What result do you expect from the second query? I think the query will include attribute '1' multiple times. I think the first match will include it twice and the second match once, for the graph presented.

1 Like

I have updated the query with something that actually works. NB, as mentioned this does not take into consideration the weights, I will have to address this once I understand things better.

MATCH (:Asset {name: "asset 1"})-[:CHILD_ASSET*]->(c)
WITH collect(c) AS uc
MATCH (p:Asset) WHERE p.name = "asset 1"
WITH collect(p) AS up, uc
UNWIND (up + uc) AS v
WITH v
MATCH (v)-[:ATTRIBUTE_VALUE_OF]-(r)
RETURN avg(r.value)

I believe your query will result in the average equalling avg(r.1value, r1.value, r2.value). Is this what you want? If so, I think you can get the same result with the following query:

MATCH (a:Asset {name: "asset 1"})-[:CHILD_ASSET*0..]->(:Asset)-[:ATTRIBUTE_VALUE_OF]->(v)
RETURN avg(v.value)

The key difference is that it uses a variable length path criteria that includes a '0' length option. As such, it is able to include attribute 1 directly attached to asset1, as well as the other two paths through the "CHILD_ASSET" relationship. Using "*" as a variable length path criteria doesn't include zero.

1 Like

I have to make a correction. The intermediate node can't have a type.

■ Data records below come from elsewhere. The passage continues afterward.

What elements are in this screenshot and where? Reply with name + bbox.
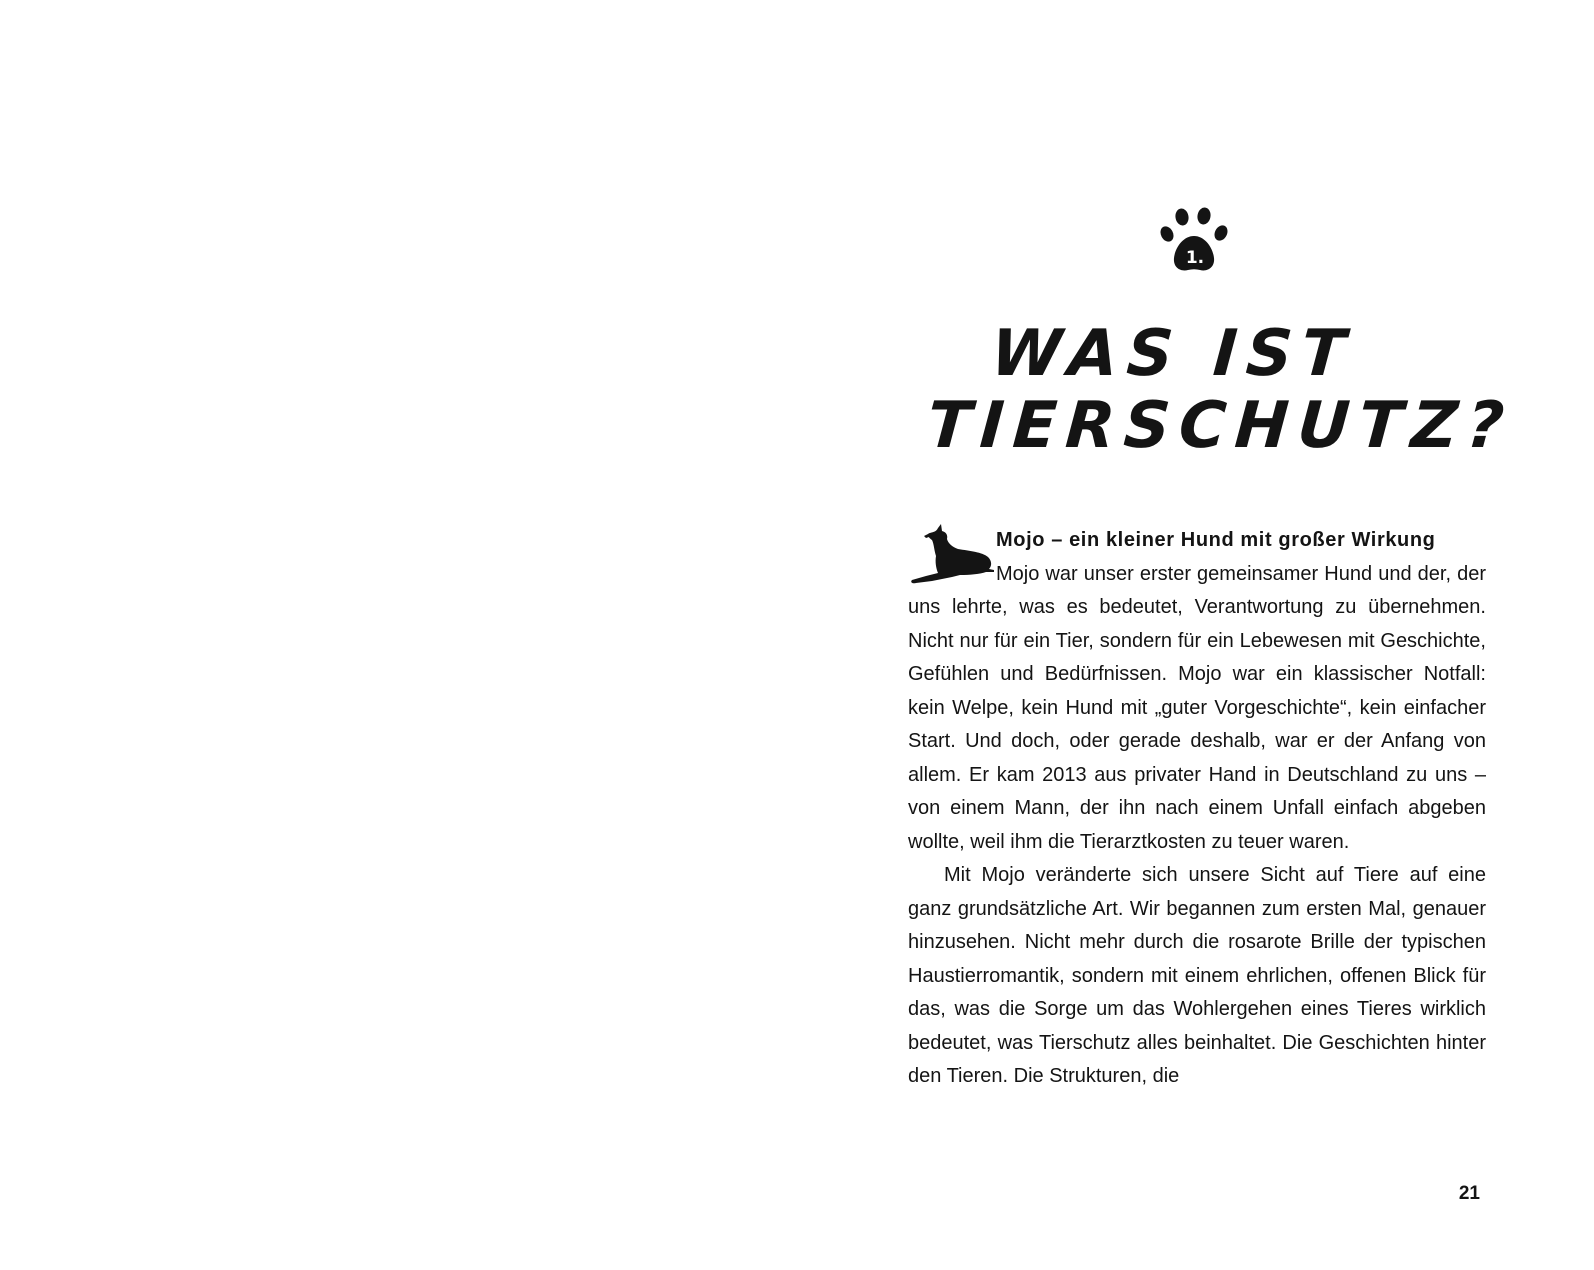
page-number: 21 — [1458, 1183, 1480, 1204]
chapter-title — [924, 317, 1516, 463]
chapter-number: 1. — [1185, 248, 1205, 268]
section-heading: Mojo – ein kleiner Hund mit großer Wirkung — [996, 529, 1436, 551]
chapter-title-line-2: TIERSCHUTZ? — [924, 389, 1516, 463]
paragraph-2: Mit Mojo veränderte sich unsere Sicht auf Tiere auf eine ganz grundsätzliche Art. Wir begannen zum ersten Mal, genauer hinzusehen. Nicht mehr durch die rosarote Brille der typischen Haustierromantik, sondern mit einem ehrlichen, offenen Blick für das, was die Sorge um das Wohlergehen eines Tieres wirklich bedeutet, was Tierschutz alles beinhaltet. Die Geschichten hinter den Tieren. Die Strukturen, die — [908, 864, 1486, 1087]
paragraph-1: Mojo war unser erster gemeinsamer Hund und der, der uns lehrte, was es bedeutet, Verantwortung zu übernehmen. Nicht nur für ein Tier, sondern für ein Lebewesen mit Geschichte, Gefühlen und Bedürfnissen. Mojo war ein klassischer Notfall: kein Welpe, kein Hund mit „guter Vorgeschichte“, kein einfacher Start. Und doch, oder gerade deshalb, war er der Anfang von allem. Er kam 2013 aus privater Hand in Deutschland zu uns – von einem Mann, der ihn nach einem Unfall einfach abgeben wollte, weil ihm die Tierarztkosten zu teuer waren. — [908, 562, 1486, 853]
body-text — [908, 524, 1486, 1094]
chapter-title-line-1: WAS IST — [988, 317, 1357, 391]
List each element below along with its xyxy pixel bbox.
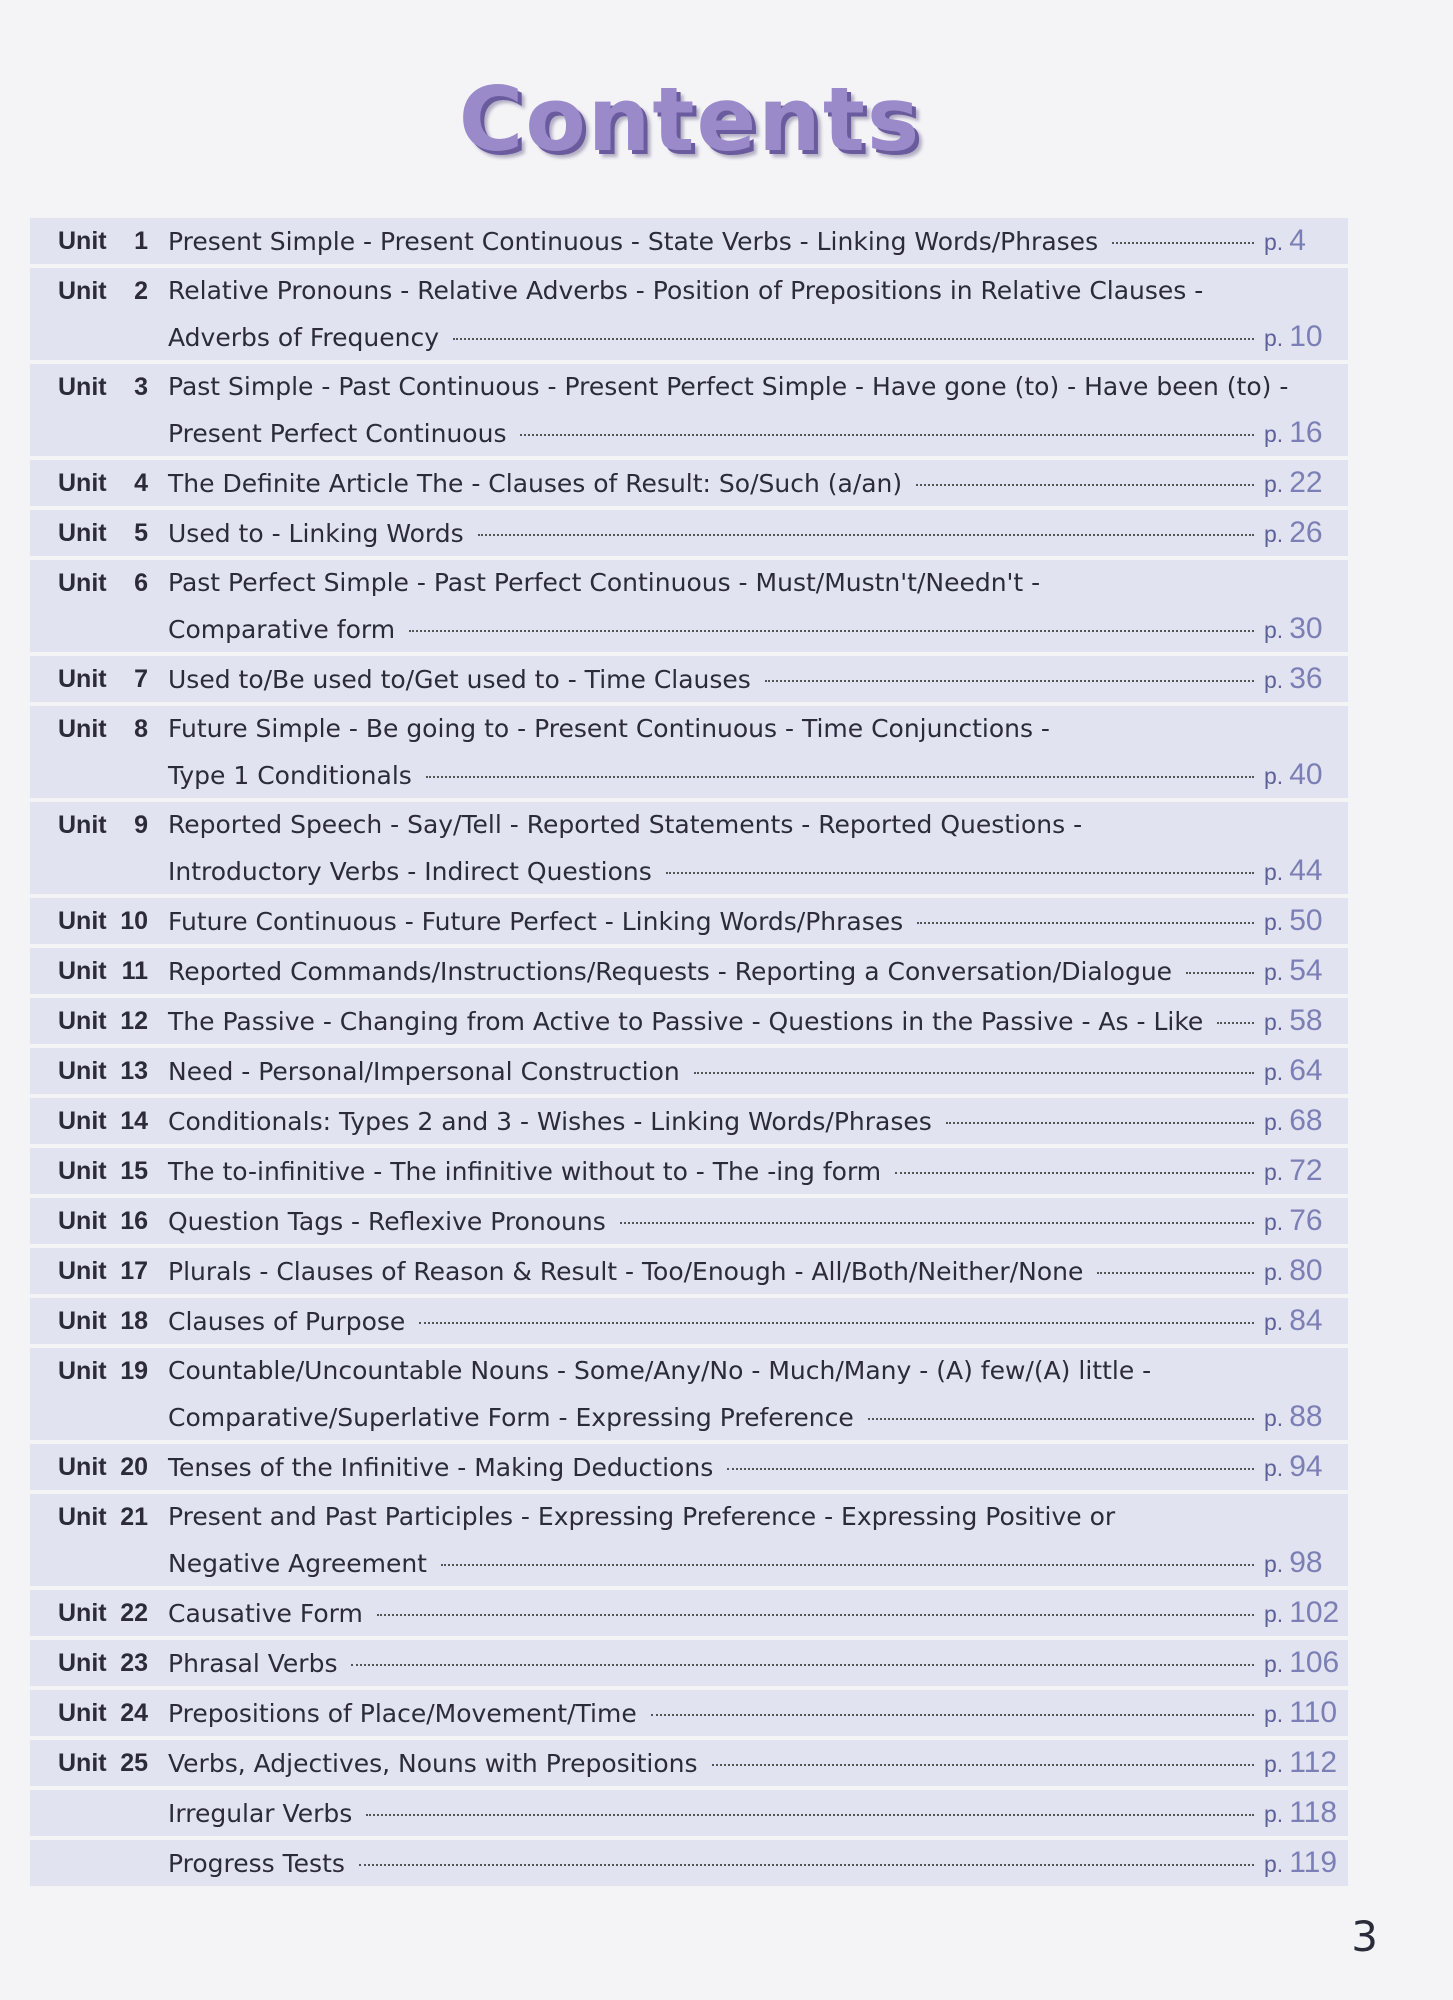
dot-leader (366, 1814, 1254, 1816)
unit-number: 5 (134, 519, 148, 547)
toc-entry (30, 1248, 1348, 1298)
page-ref (1264, 1590, 1348, 1637)
unit-label (30, 364, 148, 410)
page-value: 119 (1289, 1846, 1338, 1879)
page-value: 102 (1289, 1596, 1340, 1629)
unit-word: Unit (58, 1453, 107, 1481)
unit-word: Unit (58, 1257, 107, 1285)
dot-leader (916, 484, 1254, 486)
dot-leader (666, 872, 1254, 874)
toc-entry (30, 1048, 1348, 1098)
toc-entry (30, 706, 1348, 802)
dot-leader (694, 1072, 1254, 1074)
unit-number: 11 (121, 957, 148, 985)
entry-title: Reported Speech - Say/Tell - Reported Statements - Reported Questions - (168, 810, 1083, 839)
unit-number: 7 (134, 665, 148, 693)
page-ref (1264, 656, 1348, 703)
page-ref (1264, 510, 1348, 557)
entry-title: Future Continuous - Future Perfect - Linking Words/Phrases (168, 907, 904, 936)
unit-label (30, 706, 148, 752)
page-value: 36 (1289, 662, 1323, 695)
dot-leader (1112, 242, 1254, 244)
page-value: 80 (1289, 1254, 1323, 1287)
dot-leader (712, 1764, 1255, 1766)
page-prefix: p. (1264, 1851, 1284, 1877)
unit-number: 21 (120, 1503, 148, 1531)
unit-label (30, 656, 148, 702)
unit-number: 2 (134, 277, 148, 305)
page-ref (1264, 606, 1348, 653)
unit-word: Unit (58, 957, 107, 985)
page-prefix: p. (1264, 1309, 1284, 1335)
unit-word: Unit (58, 1649, 107, 1677)
entry-title: Used to/Be used to/Get used to - Time Clauses (168, 665, 751, 694)
dot-leader (359, 1864, 1254, 1866)
dot-leader (895, 1172, 1254, 1174)
toc-entry (30, 560, 1348, 656)
entry-title: Comparative form (168, 615, 396, 644)
unit-label (30, 1444, 148, 1490)
unit-label (30, 218, 148, 264)
entry-title: Type 1 Conditionals (168, 761, 412, 790)
entry-title: Causative Form (168, 1599, 363, 1628)
toc-entry (30, 948, 1348, 998)
page-ref (1264, 848, 1348, 895)
unit-word: Unit (58, 1207, 107, 1235)
unit-number: 18 (120, 1307, 148, 1335)
toc-entry (30, 1098, 1348, 1148)
page-prefix: p. (1264, 1209, 1284, 1235)
dot-leader (478, 534, 1254, 536)
unit-number: 12 (120, 1007, 148, 1035)
page-ref (1264, 1148, 1348, 1195)
page-prefix: p. (1264, 909, 1284, 935)
unit-word: Unit (58, 665, 107, 693)
unit-label (30, 1298, 148, 1344)
page-ref (1264, 314, 1348, 361)
page-value: 10 (1289, 320, 1323, 353)
page-ref (1264, 1298, 1348, 1345)
page-prefix: p. (1264, 667, 1284, 693)
unit-label (30, 898, 148, 944)
unit-number: 19 (120, 1357, 148, 1385)
toc-entry (30, 364, 1348, 460)
page-value: 88 (1289, 1400, 1323, 1433)
page-value: 16 (1289, 416, 1323, 449)
contents-table (30, 218, 1348, 1886)
page-ref (1264, 752, 1348, 799)
page-prefix: p. (1264, 1751, 1284, 1777)
unit-label (30, 1640, 148, 1686)
unit-word: Unit (58, 1157, 107, 1185)
entry-title: Reported Commands/Instructions/Requests - Reporting a Conversation/Dialogue (168, 957, 1173, 986)
unit-word: Unit (58, 1307, 107, 1335)
unit-number: 6 (134, 569, 148, 597)
page-prefix: p. (1264, 617, 1284, 643)
unit-number: 1 (134, 227, 148, 255)
unit-label (30, 1348, 148, 1394)
page-prefix: p. (1264, 1601, 1284, 1627)
unit-number: 9 (134, 811, 148, 839)
dot-leader (946, 1122, 1254, 1124)
dot-leader (917, 922, 1254, 924)
unit-number: 8 (134, 715, 148, 743)
page-ref (1264, 1248, 1348, 1295)
entry-title: Countable/Uncountable Nouns - Some/Any/No - Much/Many - (A) few/(A) little - (168, 1356, 1152, 1385)
entry-title: Phrasal Verbs (168, 1649, 338, 1678)
dot-leader (651, 1714, 1254, 1716)
unit-label (30, 1048, 148, 1094)
dot-leader (409, 630, 1254, 632)
unit-number: 4 (134, 469, 148, 497)
toc-entry (30, 268, 1348, 364)
unit-number: 14 (120, 1107, 148, 1135)
unit-label (30, 268, 148, 314)
dot-leader (453, 338, 1254, 340)
unit-label (30, 802, 148, 848)
dot-leader (765, 680, 1254, 682)
unit-word: Unit (58, 227, 107, 255)
page-value: 72 (1289, 1154, 1323, 1187)
toc-entry (30, 802, 1348, 898)
entry-title: Relative Pronouns - Relative Adverbs - Position of Prepositions in Relative Clauses - (168, 276, 1204, 305)
unit-word: Unit (58, 1749, 107, 1777)
dot-leader (426, 776, 1254, 778)
toc-entry (30, 998, 1348, 1048)
page-value: 112 (1289, 1746, 1338, 1779)
page-prefix: p. (1264, 421, 1284, 447)
entry-title: Need - Personal/Impersonal Construction (168, 1057, 680, 1086)
dot-leader (868, 1418, 1254, 1420)
page-prefix: p. (1264, 325, 1284, 351)
dot-leader (727, 1468, 1254, 1470)
entry-title: Clauses of Purpose (168, 1307, 406, 1336)
page-value: 110 (1289, 1696, 1338, 1729)
page-value: 64 (1289, 1054, 1323, 1087)
page-prefix: p. (1264, 229, 1284, 255)
entry-title: Negative Agreement (168, 1549, 427, 1578)
page-prefix: p. (1264, 1405, 1284, 1431)
dot-leader (441, 1564, 1254, 1566)
entry-title: Past Simple - Past Continuous - Present Perfect Simple - Have gone (to) - Have been (to) - (168, 372, 1289, 401)
unit-number: 24 (120, 1699, 148, 1727)
toc-entry (30, 898, 1348, 948)
page-value: 44 (1289, 854, 1323, 887)
unit-number: 10 (120, 907, 148, 935)
entry-title: Plurals - Clauses of Reason & Result - Too/Enough - All/Both/Neither/None (168, 1257, 1084, 1286)
entry-title: Introductory Verbs - Indirect Questions (168, 857, 652, 886)
page-ref (1264, 1690, 1348, 1737)
unit-label (30, 1690, 148, 1736)
entry-title: Prepositions of Place/Movement/Time (168, 1699, 637, 1728)
unit-number: 15 (120, 1157, 148, 1185)
page-value: 76 (1289, 1204, 1323, 1237)
dot-leader (620, 1222, 1254, 1224)
page-prefix: p. (1264, 1651, 1284, 1677)
unit-label (30, 460, 148, 506)
page-prefix: p. (1264, 959, 1284, 985)
entry-title: Question Tags - Reflexive Pronouns (168, 1207, 606, 1236)
unit-number: 13 (120, 1057, 148, 1085)
dot-leader (377, 1614, 1254, 1616)
unit-label (30, 1494, 148, 1540)
unit-number: 23 (120, 1649, 148, 1677)
unit-word: Unit (58, 1699, 107, 1727)
page-prefix: p. (1264, 1159, 1284, 1185)
entry-title: The Definite Article The - Clauses of Result: So/Such (a/an) (168, 469, 903, 498)
unit-word: Unit (58, 1503, 107, 1531)
page-ref (1264, 1048, 1348, 1095)
unit-label (30, 510, 148, 556)
entry-title: Future Simple - Be going to - Present Continuous - Time Conjunctions - (168, 714, 1050, 743)
toc-entry (30, 1298, 1348, 1348)
dot-leader (1217, 1022, 1254, 1024)
unit-word: Unit (58, 277, 107, 305)
entry-title: Conditionals: Types 2 and 3 - Wishes - Linking Words/Phrases (168, 1107, 932, 1136)
entry-title: Irregular Verbs (168, 1799, 353, 1828)
unit-word: Unit (58, 715, 107, 743)
unit-label (30, 1590, 148, 1636)
unit-label (30, 1098, 148, 1144)
page-value: 94 (1289, 1450, 1323, 1483)
entry-title: The to-infinitive - The infinitive without to - The -ing form (168, 1157, 882, 1186)
page-value: 22 (1289, 466, 1323, 499)
unit-word: Unit (58, 1599, 107, 1627)
page-prefix: p. (1264, 1551, 1284, 1577)
dot-leader (1186, 972, 1254, 974)
toc-entry (30, 1148, 1348, 1198)
page-ref (1264, 1394, 1348, 1441)
page-number: 3 (1351, 1912, 1378, 1961)
page-ref (1264, 1740, 1348, 1787)
unit-word: Unit (58, 1057, 107, 1085)
page-prefix: p. (1264, 1259, 1284, 1285)
unit-word: Unit (58, 569, 107, 597)
entry-title: Present Perfect Continuous (168, 419, 507, 448)
unit-label (30, 948, 148, 994)
page-value: 84 (1289, 1304, 1323, 1337)
unit-number: 17 (120, 1257, 148, 1285)
toc-entry (30, 1690, 1348, 1740)
toc-entry (30, 1740, 1348, 1790)
toc-entry (30, 1640, 1348, 1690)
unit-word: Unit (58, 1107, 107, 1135)
page-ref (1264, 1790, 1348, 1837)
page-title: Contents (458, 68, 922, 171)
unit-label (30, 1198, 148, 1244)
unit-number: 22 (120, 1599, 148, 1627)
toc-entry (30, 1790, 1348, 1840)
entry-title: Tenses of the Infinitive - Making Deductions (168, 1453, 714, 1482)
toc-entry (30, 656, 1348, 706)
page-prefix: p. (1264, 1009, 1284, 1035)
toc-entry (30, 1444, 1348, 1494)
page-value: 30 (1289, 612, 1323, 645)
unit-number: 25 (120, 1749, 148, 1777)
dot-leader (520, 434, 1254, 436)
page-prefix: p. (1264, 1455, 1284, 1481)
entry-title: Verbs, Adjectives, Nouns with Prepositions (168, 1749, 698, 1778)
page-value: 54 (1289, 954, 1323, 987)
dot-leader (419, 1322, 1254, 1324)
page-value: 4 (1289, 224, 1306, 257)
unit-word: Unit (58, 907, 107, 935)
unit-number: 3 (134, 373, 148, 401)
entry-title: Progress Tests (168, 1849, 345, 1878)
unit-word: Unit (58, 469, 107, 497)
entry-title: Present and Past Participles - Expressing Preference - Expressing Positive or (168, 1502, 1116, 1531)
page-value: 26 (1289, 516, 1323, 549)
page-ref (1264, 460, 1348, 507)
page-ref (1264, 1540, 1348, 1587)
entry-title: Used to - Linking Words (168, 519, 464, 548)
page-value: 98 (1289, 1546, 1323, 1579)
page-value: 106 (1289, 1646, 1340, 1679)
unit-label (30, 1248, 148, 1294)
toc-entry (30, 1494, 1348, 1590)
toc-entry (30, 460, 1348, 510)
page-prefix: p. (1264, 1059, 1284, 1085)
dot-leader (1097, 1272, 1254, 1274)
entry-title: Comparative/Superlative Form - Expressing Preference (168, 1403, 854, 1432)
unit-number: 20 (120, 1453, 148, 1481)
entry-title: Adverbs of Frequency (168, 323, 440, 352)
page-prefix: p. (1264, 1801, 1284, 1827)
unit-label (30, 1740, 148, 1786)
page-ref (1264, 1198, 1348, 1245)
page-ref (1264, 898, 1348, 945)
page-ref (1264, 1840, 1348, 1887)
page-prefix: p. (1264, 521, 1284, 547)
page-value: 58 (1289, 1004, 1323, 1037)
page-prefix: p. (1264, 471, 1284, 497)
unit-word: Unit (58, 1007, 107, 1035)
page-ref (1264, 1444, 1348, 1491)
page-ref (1264, 410, 1348, 457)
page-value: 40 (1289, 758, 1323, 791)
unit-word: Unit (58, 373, 107, 401)
unit-word: Unit (58, 811, 107, 839)
unit-label (30, 560, 148, 606)
toc-entry (30, 218, 1348, 268)
unit-word: Unit (58, 1357, 107, 1385)
page-ref (1264, 1640, 1348, 1687)
unit-label (30, 998, 148, 1044)
entry-title: Present Simple - Present Continuous - State Verbs - Linking Words/Phrases (168, 227, 1099, 256)
entry-title: The Passive - Changing from Active to Passive - Questions in the Passive - As - Like (168, 1007, 1204, 1036)
page-ref (1264, 948, 1348, 995)
toc-entry (30, 1198, 1348, 1248)
entry-title: Past Perfect Simple - Past Perfect Continuous - Must/Mustn't/Needn't - (168, 568, 1041, 597)
toc-entry (30, 1840, 1348, 1886)
toc-entry (30, 510, 1348, 560)
toc-entry (30, 1590, 1348, 1640)
unit-label (30, 1148, 148, 1194)
toc-entry (30, 1348, 1348, 1444)
page-prefix: p. (1264, 1701, 1284, 1727)
page-prefix: p. (1264, 1109, 1284, 1135)
page-ref (1264, 218, 1348, 265)
unit-word: Unit (58, 519, 107, 547)
page-value: 50 (1289, 904, 1323, 937)
dot-leader (351, 1664, 1254, 1666)
page-ref (1264, 1098, 1348, 1145)
page-value: 118 (1289, 1796, 1338, 1829)
page-prefix: p. (1264, 763, 1284, 789)
page-ref (1264, 998, 1348, 1045)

MATCH (a:Asset {name: "asset 1"})-[:CHILD_ASSET*0..]->()-[:ATTRIBUTE_VALUE_OF]->(v)
RETURN avg(v.value)

To give you a little guidance on a way to incorporate the weight, the following is an example assuming the data model in the diagram and the above query are correct. It finds all the paths to attributes that are related to types. Attributes without a type will not be included, which is effectively the same as assuming a weight of zero in the average calculation. The 'where' clause ensures only those paths that also tie back to the original asset are included. It then averages over the product of the attribute's value and the type's weight. Maybe it can also help with ideas if you end up with a different data model.

MATCH (a:Asset {name: "asset 1"})-[:HAS_ASSET*0..]->()-[r1:HAS_ATTRIBUTE]->(:Attribute)<-[r2:HAS_ATTRIBUTE]-(t:Type)
where exists((a)-[:HAS_TYPE]->(t))
RETURN avg(r1.value * r2.weight) 
1 Like

Wow! Thanks a tonne, this has me very excited for neo4j :smiley:

Final GraphQL Schema -->

type Process {
  id: ID! @id
  name: String! @unique
  assets: [Asset!]! @relationship(type: "HAS_ASSET", direction: OUT)
  score: Float!
    @cypher(
      statement: "MATCH (p:Process {id: this.id})-[:HAS_ASSET]->(a:Asset)-[:HAS_ASSET*0..]->()-[r1:HAS_ATTRIBUTE]->(:Attribute)<-[r2:HAS_ATTRIBUTE]-(t:AssetType) WHERE EXISTS((a)-[:HAS_TYPE]->(t)) RETURN avg(r1.value * r2.value)"
    )
}

type Asset {
  id: ID! @id
  name: String! @unique
  type: AssetType! @relationship(type: "HAS_TYPE", direction: OUT)
  childAssets: [Asset!]! @relationship(type: "HAS_ASSET", direction: OUT)
  attributes: [Attribute!]!
    @relationship(
      type: "HAS_ATTRIBUTE"
      direction: OUT
      properties: "HasAttribute"
    )
  score: Float!
    @cypher(
      statement: "MATCH (a:Asset {id: this.id})-[:HAS_ASSET*0..]->()-[r1:HAS_ATTRIBUTE]->(:Attribute)<-[r2:HAS_ATTRIBUTE]-(t:AssetType) WHERE EXISTS((a)-[:HAS_TYPE]->(t)) RETURN avg(r1.value * r2.value)"
    )
}

type AssetType {
  id: ID! @id
  name: String! @unique
  attributes: [Attribute!]!
    @relationship(
      type: "HAS_ATTRIBUTE"
      direction: OUT
      properties: "HasAttribute"
    )
}

type Attribute {
  id: ID! @id
  name: String! @unique
}

interface HasAttribute @relationshipProperties {
  value: Int!
}

Graph -->
graph (1)

Terrific and glad to help. Your excitement is warranted. Cypher is so powerful and rocks over sql.